Update from Om Malik at 6:39 a.m. PST, Feb. 9. Netvibes has been sold for about 20 million euros, or roughly $26 million, according to folks familiar with the transaction. While it is not a blockbuster outcome, it is the best possible outcome for the company, which has had a tumultuous history. The company, which was founded by Tariq Krim, a French entrepreneur, was once the shining star of the Web 2.0 movement, but it fell on hard times, only to be rescued by focusing on an entirely different set of customers. Netvibes should also be a cautionary tale for all of today’s shooting stars who get caught up in the hyperbole. My kudos go to CEO Freddy Mini, who helped guide the company to profits and finally to an exit.
Netvibes, the San Francisco–based company that allows people and brands to create personalized RSS and social media feed dashboards, announced on Wednesday evening it has been acquired by French enterprise software firm Dassault Systèmes. Financial terms of the deal are not being disclosed.
The deal makes sense on a few levels, as Netvibes’ engineering team is based in France (CEO Freddy Mini splits his time between France and California.) The company has also been around for a while — since 2005 — and in that time has grown from being a personal RSS feed dashboard to a profitable enterprise web analytics service. Even though there have been a few management changes and strategy pivots along the way, Netvibes’ tenacity and very smart shift toward enterprise products surely helped position it as an attractive acquisition candidate.
As far as the near future goes, it seems that many things for Netvibes will remain the same. A rep for the company said in an email:
Our brand, business, products and team all stay. Our free product will remain free and available to our millions of users. What will change is that Netvibes can innovate even faster.
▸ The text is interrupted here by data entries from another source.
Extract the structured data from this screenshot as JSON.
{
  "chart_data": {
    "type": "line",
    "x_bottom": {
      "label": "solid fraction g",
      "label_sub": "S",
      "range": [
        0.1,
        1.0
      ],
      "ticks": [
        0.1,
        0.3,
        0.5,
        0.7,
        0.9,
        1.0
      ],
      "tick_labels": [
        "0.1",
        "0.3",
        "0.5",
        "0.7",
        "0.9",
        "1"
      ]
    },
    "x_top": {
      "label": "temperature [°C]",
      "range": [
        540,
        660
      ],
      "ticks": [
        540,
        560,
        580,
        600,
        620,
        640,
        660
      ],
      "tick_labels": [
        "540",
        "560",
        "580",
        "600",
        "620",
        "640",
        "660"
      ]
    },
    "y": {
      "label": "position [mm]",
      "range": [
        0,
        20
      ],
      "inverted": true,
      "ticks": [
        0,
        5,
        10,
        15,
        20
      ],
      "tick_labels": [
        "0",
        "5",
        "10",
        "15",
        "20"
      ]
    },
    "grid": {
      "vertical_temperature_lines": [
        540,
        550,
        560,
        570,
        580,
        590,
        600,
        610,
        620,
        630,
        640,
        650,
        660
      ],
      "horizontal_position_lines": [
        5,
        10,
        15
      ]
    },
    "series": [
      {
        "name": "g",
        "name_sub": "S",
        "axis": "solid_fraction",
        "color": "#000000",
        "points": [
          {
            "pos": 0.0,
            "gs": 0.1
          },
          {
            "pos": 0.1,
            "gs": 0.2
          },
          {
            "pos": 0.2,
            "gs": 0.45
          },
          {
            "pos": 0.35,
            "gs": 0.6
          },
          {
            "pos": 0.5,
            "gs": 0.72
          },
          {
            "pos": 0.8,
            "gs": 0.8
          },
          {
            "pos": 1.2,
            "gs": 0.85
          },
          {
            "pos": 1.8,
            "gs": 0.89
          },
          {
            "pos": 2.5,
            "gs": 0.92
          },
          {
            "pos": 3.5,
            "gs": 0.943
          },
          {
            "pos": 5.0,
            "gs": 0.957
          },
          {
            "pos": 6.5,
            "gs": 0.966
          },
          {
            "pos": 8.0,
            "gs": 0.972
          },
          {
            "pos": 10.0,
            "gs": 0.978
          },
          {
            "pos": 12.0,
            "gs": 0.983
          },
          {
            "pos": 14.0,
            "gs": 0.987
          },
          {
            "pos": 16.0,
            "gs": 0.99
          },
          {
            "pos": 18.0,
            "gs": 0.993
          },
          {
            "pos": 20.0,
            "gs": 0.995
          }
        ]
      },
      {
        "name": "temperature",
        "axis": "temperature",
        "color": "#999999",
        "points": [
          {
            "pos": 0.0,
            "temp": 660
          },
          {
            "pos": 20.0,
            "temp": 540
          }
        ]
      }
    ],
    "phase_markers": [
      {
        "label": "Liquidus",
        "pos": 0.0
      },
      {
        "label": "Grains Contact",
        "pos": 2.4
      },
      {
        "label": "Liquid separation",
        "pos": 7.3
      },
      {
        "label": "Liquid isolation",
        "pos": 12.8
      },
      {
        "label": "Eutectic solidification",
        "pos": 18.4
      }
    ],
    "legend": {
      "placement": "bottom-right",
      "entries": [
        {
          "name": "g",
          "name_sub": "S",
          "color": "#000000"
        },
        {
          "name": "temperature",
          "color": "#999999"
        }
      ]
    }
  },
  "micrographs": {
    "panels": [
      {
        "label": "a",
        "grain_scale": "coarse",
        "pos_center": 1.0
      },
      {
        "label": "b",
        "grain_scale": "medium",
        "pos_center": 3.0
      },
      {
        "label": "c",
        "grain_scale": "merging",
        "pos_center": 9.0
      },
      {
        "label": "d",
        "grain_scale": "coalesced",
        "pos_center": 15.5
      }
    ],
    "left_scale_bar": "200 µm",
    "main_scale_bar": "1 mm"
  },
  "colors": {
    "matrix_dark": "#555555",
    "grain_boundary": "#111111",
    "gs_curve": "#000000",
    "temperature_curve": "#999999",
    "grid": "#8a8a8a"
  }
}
At the same time, Dassault, which is best known for making 3-D computer-aided design and project life cycle management software used by large corporations for industrial projects (Boeing uses Dassault tools to design its jets, for example), seems on the surface like a fairly unexpected match for a social web–focused company like Netvibes. It will be interesting to see how Netvibes’ tools are integrated into Dassault’s product lineup in the longer run.